White House Outlines Activist Industrial Policy
| WASHINGTON
IMAGINE a high-speed electronic network that links 365,000 small companies, which can use it to form instantaneous partnerships to seize quickly shifting market opportunities.
Imagine further that the network is developed by the Defense Advanced Research Projects Agency (DARPA), which has incubated some of the highest technology of recent decades. Only now it will just be ARPA, developing civilian as well as military technology.

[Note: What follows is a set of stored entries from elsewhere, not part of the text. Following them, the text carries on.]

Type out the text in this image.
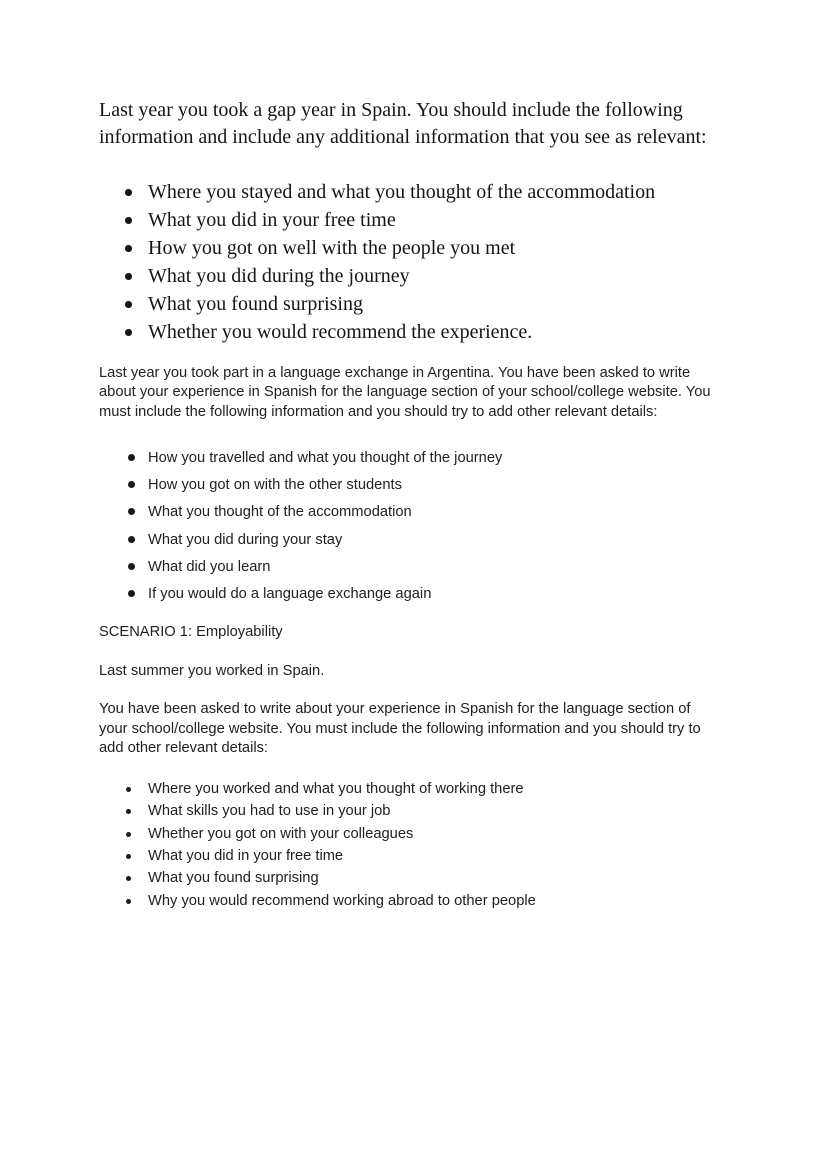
Last year you took a gap year in Spain. You should include the following information and include any additional information that you see as relevant:

Where you stayed and what you thought of the accommodation
What you did in your free time
How you got on well with the people you met
What you did during the journey
What you found surprising
Whether you would recommend the experience.

Last year you took part in a language exchange in Argentina. You have been asked to write about your experience in Spanish for the language section of your school/college website. You must include the following information and you should try to add other relevant details:

How you travelled and what you thought of the journey
How you got on with the other students
What you thought of the accommodation
What you did during your stay
What did you learn
If you would do a language exchange again

SCENARIO 1: Employability

Last summer you worked in Spain.

You have been asked to write about your experience in Spanish for the language section of your school/college website. You must include the following information and you should try to add other relevant details:

Where you worked and what you thought of working there
What skills you had to use in your job
Whether you got on with your colleagues
What you did in your free time
What you found surprising
Why you would recommend working abroad to other people
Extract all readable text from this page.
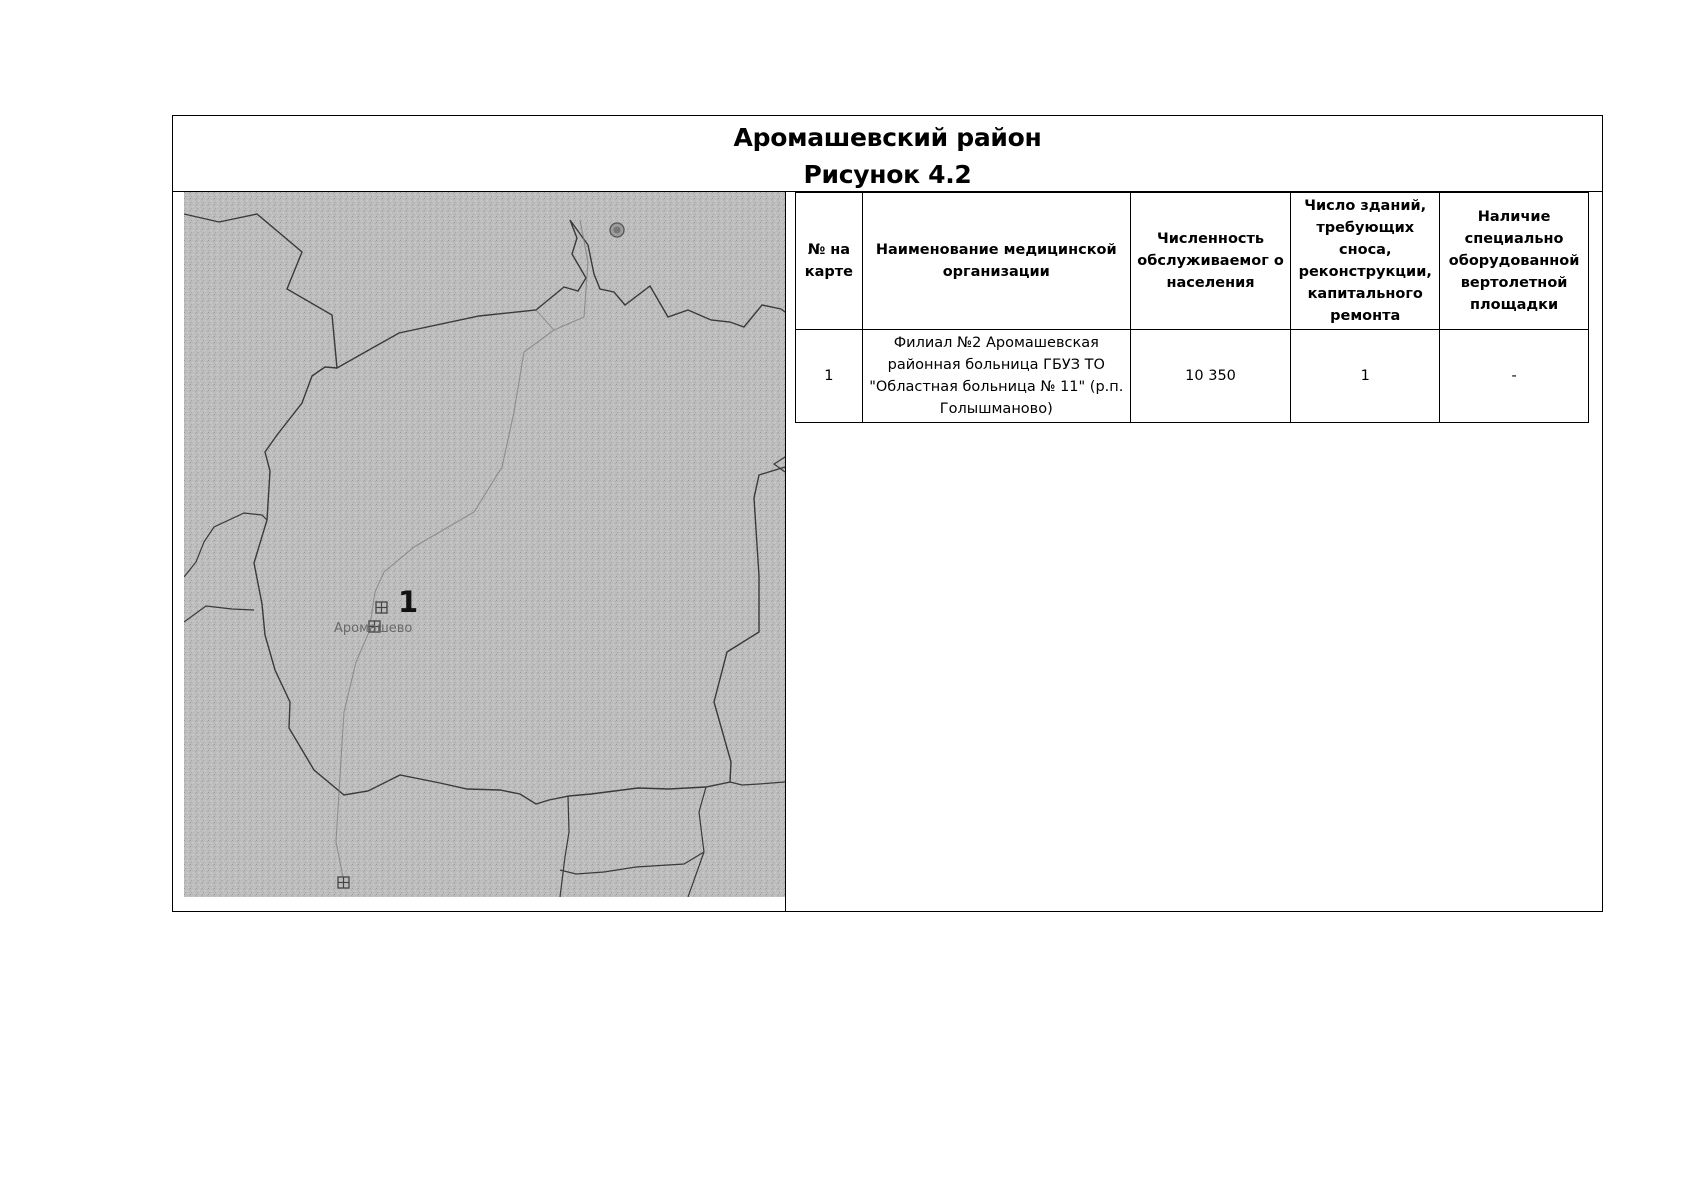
Аромашевский район
Рисунок 4.2
1
Аромашево
№ на карте	Наименование медицинской организации	Численность обслуживаемог о населения	Число зданий, требующих сноса, реконструкции, капитального ремонта	Наличие специально оборудованной вертолетной площадки
1	Филиал №2 Аромашевская районная больница ГБУЗ ТО "Областная больница № 11" (р.п. Голышманово)	10 350	1	-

This is one example Clinton aides offer of the more- activist role for the government that the president outlined this week for keeping American industry globally competitive.
As the century opened, the government put American farmers on the cutting edge of agricultural knowledge with land-grant colleges, experiment stations, and extension service agents in every county.
As it ends, the Clinton administration has a similarly activist vision - though on a smaller scale - for supporting American industry with high-technology research and electronic infrastructure.
President Clinton does not want the government to pick winners and losers among products and companies, says White House science adviser John Gibbons, who is leading the technology policy. Instead, Mr. Clinton wants government to choose basic industries with the potential to support high-wage jobs into the next century and support their technology at their pre- commercial stage.
He proposes doing it on the cheap. His technology policy would add only $17 billion across four years to the $290 billion the government would already be spending on research and development.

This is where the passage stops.